A obra apresenta uma crítica ácida ao socialismo – velho conhecido de Dostoievski, com o qual o autor já havia flertado em sua juventude -, desnudando um modelo coletivista perverso de sociedade, que, anos mais tarde, viria a ser o novo flagelo da Rússia a partir de 1917. A propósito, vale aludir a trecho sobre o “projeto” social de um dos jovens revolucionários da segunda geração de personagens: “no esquema dele, cada membro da sociedade vigia o outro e é obrigado a delatar. Cada um pertence a todos, e todos a cada um. Todos são escravos e iguais na escravidão. Nos casos extremos, recorre-se à calúnia e ao assassinato, mas o principal é a igualdade. A primeira coisa (…) é rebaixar o nível da educação, das ciências e dos talentos. O nível elevado das ciências e das aptidões só é acessível aos talentos superiores, e os talentos superiores são dispensáveis! (…) A um Cícero, corta-se a língua, a um Copérnico furam-se os olhos, um Shakespeare mata-se a pedradas[1].”

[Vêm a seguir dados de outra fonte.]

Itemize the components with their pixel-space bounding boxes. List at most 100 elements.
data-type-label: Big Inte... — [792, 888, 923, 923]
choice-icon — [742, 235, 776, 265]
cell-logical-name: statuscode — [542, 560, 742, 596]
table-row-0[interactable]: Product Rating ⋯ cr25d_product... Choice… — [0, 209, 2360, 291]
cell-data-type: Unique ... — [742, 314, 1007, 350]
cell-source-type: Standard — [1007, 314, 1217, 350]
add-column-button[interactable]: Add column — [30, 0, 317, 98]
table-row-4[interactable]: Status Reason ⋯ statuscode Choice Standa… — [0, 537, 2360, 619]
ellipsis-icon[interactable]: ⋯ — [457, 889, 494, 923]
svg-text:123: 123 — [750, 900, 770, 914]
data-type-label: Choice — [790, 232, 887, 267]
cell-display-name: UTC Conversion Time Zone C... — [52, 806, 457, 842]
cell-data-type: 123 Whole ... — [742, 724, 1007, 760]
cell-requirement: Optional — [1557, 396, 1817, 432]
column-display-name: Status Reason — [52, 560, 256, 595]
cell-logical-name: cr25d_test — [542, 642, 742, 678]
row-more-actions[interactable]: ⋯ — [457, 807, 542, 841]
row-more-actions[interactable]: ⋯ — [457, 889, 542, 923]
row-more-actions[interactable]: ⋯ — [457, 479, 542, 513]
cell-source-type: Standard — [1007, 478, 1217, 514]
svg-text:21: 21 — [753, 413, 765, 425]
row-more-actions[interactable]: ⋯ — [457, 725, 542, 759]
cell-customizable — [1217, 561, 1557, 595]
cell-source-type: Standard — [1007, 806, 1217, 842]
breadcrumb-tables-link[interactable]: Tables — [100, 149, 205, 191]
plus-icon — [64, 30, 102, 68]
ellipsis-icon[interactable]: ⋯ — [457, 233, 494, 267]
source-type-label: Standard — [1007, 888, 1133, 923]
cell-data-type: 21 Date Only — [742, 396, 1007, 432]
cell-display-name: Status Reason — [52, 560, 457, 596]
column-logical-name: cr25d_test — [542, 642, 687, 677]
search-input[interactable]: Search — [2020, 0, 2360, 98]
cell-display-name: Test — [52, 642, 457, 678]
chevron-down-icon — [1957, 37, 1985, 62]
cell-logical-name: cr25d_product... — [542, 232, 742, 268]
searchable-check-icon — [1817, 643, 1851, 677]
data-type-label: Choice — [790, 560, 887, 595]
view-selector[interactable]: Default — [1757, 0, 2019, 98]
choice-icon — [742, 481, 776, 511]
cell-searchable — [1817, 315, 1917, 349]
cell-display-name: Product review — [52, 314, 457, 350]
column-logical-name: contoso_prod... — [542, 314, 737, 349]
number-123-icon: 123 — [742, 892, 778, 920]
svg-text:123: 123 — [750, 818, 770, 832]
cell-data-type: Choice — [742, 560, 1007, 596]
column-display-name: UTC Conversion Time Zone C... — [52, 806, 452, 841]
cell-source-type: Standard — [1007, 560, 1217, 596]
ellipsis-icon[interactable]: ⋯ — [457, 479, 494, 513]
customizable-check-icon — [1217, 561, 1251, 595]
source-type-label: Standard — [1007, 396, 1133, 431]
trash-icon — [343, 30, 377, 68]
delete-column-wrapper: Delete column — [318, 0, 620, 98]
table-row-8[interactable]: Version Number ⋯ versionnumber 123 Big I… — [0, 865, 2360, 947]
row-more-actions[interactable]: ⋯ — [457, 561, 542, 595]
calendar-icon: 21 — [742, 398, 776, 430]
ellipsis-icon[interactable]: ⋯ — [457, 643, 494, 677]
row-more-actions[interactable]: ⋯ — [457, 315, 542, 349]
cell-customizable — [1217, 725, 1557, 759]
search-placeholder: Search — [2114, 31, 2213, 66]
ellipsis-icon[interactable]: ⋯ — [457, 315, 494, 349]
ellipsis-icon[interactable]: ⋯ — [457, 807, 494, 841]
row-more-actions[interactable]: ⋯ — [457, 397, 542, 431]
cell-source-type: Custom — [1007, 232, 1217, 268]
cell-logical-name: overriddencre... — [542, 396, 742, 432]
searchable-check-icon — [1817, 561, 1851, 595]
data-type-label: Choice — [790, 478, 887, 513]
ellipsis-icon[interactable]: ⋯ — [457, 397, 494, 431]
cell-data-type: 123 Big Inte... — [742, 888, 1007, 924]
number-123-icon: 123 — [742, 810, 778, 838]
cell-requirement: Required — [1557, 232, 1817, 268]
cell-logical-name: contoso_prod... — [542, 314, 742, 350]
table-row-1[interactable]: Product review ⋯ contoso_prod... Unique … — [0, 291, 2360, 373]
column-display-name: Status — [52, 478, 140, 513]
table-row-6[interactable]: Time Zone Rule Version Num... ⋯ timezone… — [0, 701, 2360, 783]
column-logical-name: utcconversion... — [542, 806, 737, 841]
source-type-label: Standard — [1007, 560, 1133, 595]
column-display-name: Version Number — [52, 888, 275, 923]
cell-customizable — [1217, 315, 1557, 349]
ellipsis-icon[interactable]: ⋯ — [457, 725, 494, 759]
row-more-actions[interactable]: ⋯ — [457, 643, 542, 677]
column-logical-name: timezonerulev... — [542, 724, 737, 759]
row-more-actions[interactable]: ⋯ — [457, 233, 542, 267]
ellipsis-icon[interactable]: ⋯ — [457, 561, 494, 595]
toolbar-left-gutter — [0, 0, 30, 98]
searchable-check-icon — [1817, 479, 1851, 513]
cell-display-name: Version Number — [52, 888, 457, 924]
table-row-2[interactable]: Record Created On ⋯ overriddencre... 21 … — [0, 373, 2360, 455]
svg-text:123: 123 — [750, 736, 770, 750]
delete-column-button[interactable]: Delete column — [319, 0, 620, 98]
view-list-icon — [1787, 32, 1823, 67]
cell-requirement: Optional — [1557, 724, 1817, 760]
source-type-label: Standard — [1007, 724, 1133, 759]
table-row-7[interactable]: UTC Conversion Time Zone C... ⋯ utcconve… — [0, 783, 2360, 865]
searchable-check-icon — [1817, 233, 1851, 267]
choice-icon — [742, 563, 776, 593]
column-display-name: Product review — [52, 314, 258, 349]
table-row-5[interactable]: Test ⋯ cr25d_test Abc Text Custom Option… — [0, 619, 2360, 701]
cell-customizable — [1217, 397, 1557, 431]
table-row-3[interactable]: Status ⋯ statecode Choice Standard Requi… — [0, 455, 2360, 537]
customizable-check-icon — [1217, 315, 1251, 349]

Nem é preciso muita sagacidade para imaginar que tamanha fúria viesse a culminar em incidentes trágicos como um incêndio doloso, o homicídio de um estudante dissidente do grupo revolucionário após sua conversão ao cristianismo, a instigação ao suicídio como meio de “eliminar provas” de delitos, e até uma confissão sobre abusos sexuais. Os “parasitas” malignos que possuíram gerações de humanos – tanto que, em outros idiomas, o romance foi publicado sob o título “os possessos/possuídos” – só conduziram a uma trágica arquitetura de destruição. Não à toa, Dostoievski inseriu, como segunda epígrafe ao livro, o seguinte trecho do Evangelho, chave para sua compreensão:
“Ora, andava ali, pastando no monte, uma grande manada de porcos; rogaram-lhe que lhes permitisse entrar naqueles porcos. E Jesus o permitiu.
Tendo os demônios saídos do homem entraram nos porcos, e a manada precipitou-se despenhadeiro abaixo, e se afogou.” – Lucas, 8, 32-6
Em sua fase madura, o autor, criado sob os princípios da religião cristã e das tradições de seu próprio povo – características bem raras na intelectualidade russa daquele século –, teve de revisitar seu passado socialista e as figuras niilistas com as quais havia privado para concluir que, se Deus não existe e se o próprio homem se pretende “divino”, então tudo passa a ser permitido, e começa a ser pavimentada a rota para a destruição das sociedades. A obra de Dostoievski nos provê a exata dimensão do potencial de aniquilação do homem sem Deus, quer seja este entendido em seu conceito tradicional (metafísico), ou em acepção mais ampla, como instância normativa estabelecida ao longo de gerações. À margem de um conjunto de regras pactuadas como condição indispensável ao convívio humano, todos nós, seres humanos imperfeitos e falíveis, nos tornamos “endemoniados” e nos lançamos ao precipício, matando uns aos outros e, ao final, a nós mesmos. Em ambiente de desrespeito ao império da lei, sobram a gastança ilimitada, a irresponsabilidade fiscal, o arbítrio e a anomia, que nos conduzem ao nada, destino fatal dos porcos “possuídos”. Haverá de ser o fado de todos os grupos sociais que não manifestarem a coragem e a determinação de expulsar seus “demônios” internos para, somente então, encontrarem sua redenção na institucionalidade das democracias liberais.